Now, more than ever, Native Americans need capable, committed legal representation within their tribes, communities and organizations. My intention in pursuing a law degree is to position myself for a career that will enable me to do just that. I am a member of an emerging group of capable and ambitious American Indian students who, when given the opportunity, not only overcome the social and economic barriers that constrained earlier generations of American Indians, but embrace the challenges of higher education and soar to new heights of achievement. Students like me follow in the footsteps of those earlier generations of Native Americans who sacrificed, struggled and endured so that my generation could one day become leaders, confronting and overcoming the obstacles of our time. I am grateful, and as I pursue my career in law, I will extend my hand and guide others within our communities – as well as other underrepresented communities – on the same (or similar) path.
A creative outlet
While I plan to study tribal law at KU, I also have media law in my sights. I began a career in photography at the age of 15 as a house photographer at the concert/event arena in my hometown of Billings, Montana. I photographed bands including Nine Inch Nails, Buckcherry, Avenged Sevenfold, Puddle of Mudd, Sugarland, Theory of Deadman, Shinedown and others. Inspired by that experience, I enrolled in film school at Montana State University in Bozeman, combining my passion for photography with writing and technical filmmaking skills. While still in school, I landed my first job on a feature-length film. I wanted to learn more about the administrative aspect of film production, so I worked closely with the first and second assistant directors on that feature. Soon after, I landed my next feature film job; however, this time, I advanced from a production assistant intern to an IMDb-credited second assistant director. It is uncommon to advance so quickly, but filmmaking is an industry that rewards ambition. I went on to second assistant direct my third feature film, and I followed that by writing, directing and producing small projects of my own. I eventually ended up in Los Angeles, as most aspiring filmmakers do. While living and working in Hollywood and the greater Los Angeles area, l realized that I wanted to complete my degree and pursue a graduate program.
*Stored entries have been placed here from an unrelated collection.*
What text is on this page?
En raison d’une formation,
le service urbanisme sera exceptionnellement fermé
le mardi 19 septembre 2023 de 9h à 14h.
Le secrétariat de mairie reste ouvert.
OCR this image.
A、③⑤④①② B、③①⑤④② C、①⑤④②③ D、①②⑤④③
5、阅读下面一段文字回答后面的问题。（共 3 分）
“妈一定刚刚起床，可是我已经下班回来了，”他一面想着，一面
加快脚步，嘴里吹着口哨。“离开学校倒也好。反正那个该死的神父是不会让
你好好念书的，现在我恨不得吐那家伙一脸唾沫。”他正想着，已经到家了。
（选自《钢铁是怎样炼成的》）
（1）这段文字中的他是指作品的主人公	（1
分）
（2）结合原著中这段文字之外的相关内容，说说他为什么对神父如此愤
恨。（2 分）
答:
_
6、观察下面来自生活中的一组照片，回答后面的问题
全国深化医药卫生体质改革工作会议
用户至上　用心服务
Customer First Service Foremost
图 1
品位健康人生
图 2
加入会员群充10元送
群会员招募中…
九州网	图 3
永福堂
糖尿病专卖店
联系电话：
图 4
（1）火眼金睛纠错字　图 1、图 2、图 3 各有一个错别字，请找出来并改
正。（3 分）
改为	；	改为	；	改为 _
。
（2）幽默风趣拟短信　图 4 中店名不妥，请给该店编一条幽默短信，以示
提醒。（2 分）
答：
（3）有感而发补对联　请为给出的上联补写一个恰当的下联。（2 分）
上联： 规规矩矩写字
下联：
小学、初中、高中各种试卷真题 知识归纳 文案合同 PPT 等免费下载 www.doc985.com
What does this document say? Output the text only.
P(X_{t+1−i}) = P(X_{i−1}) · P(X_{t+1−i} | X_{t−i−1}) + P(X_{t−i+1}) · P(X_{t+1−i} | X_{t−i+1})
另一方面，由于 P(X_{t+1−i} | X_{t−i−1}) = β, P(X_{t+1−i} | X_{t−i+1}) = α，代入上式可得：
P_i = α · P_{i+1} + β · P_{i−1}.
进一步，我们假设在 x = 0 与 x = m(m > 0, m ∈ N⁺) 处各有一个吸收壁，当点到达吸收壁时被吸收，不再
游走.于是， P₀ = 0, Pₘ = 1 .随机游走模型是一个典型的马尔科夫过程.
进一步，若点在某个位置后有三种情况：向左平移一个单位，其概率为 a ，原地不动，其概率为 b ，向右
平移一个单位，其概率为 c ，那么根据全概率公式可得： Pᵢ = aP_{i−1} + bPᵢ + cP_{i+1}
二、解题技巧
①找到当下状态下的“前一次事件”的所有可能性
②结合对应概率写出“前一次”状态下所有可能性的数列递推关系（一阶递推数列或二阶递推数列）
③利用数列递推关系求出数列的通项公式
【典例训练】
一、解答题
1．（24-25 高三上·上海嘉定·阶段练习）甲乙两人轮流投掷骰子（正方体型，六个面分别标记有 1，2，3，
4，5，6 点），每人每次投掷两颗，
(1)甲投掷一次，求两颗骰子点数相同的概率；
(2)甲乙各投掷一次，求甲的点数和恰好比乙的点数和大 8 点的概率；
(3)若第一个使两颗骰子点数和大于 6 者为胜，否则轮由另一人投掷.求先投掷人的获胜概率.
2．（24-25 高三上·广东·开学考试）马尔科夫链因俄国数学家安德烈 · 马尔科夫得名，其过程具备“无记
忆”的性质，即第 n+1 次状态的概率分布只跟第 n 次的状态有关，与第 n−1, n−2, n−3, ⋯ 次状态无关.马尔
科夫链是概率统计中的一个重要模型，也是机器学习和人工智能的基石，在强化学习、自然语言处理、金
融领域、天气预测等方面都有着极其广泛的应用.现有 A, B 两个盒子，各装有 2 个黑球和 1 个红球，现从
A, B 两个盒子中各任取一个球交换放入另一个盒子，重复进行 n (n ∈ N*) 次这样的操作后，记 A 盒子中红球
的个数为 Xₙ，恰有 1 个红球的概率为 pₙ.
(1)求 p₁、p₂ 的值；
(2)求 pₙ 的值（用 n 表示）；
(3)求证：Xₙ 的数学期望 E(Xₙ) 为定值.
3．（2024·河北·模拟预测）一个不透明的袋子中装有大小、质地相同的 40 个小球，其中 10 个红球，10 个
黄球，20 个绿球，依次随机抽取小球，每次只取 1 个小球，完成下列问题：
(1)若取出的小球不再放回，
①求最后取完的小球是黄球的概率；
I believed that an advanced education would, in the long run, open more doors and create more opportunities to make an enduring impact on issues that mattered to me. I made my way to Haskell Indian Nations University in Lawrence, and two years later I graduated with my bachelor’s degree in indigenous and American Indian studies.
Balancing school and business
I come from a long line of creative people, so art is intrinsic to my life. When I am creating, I am truly happy. Doing photography is an outlet for me which, as a law student, is an important thing to have. Currently, I own and operate my own photography business – Haley Rains Photography – and continue to do concert, event, portrait and other types of photography as well as graphic design, filmmaking and other creative projects. It is my goal to incorporate my photography and filmmaking skills into my legal education and to return to Los Angeles after I earn my J.D. to continue my work in the film industry.
I feel truly privileged to be a member of the KU Law family, and I look forward to seeing the things I and my extraordinary classmates will accomplish.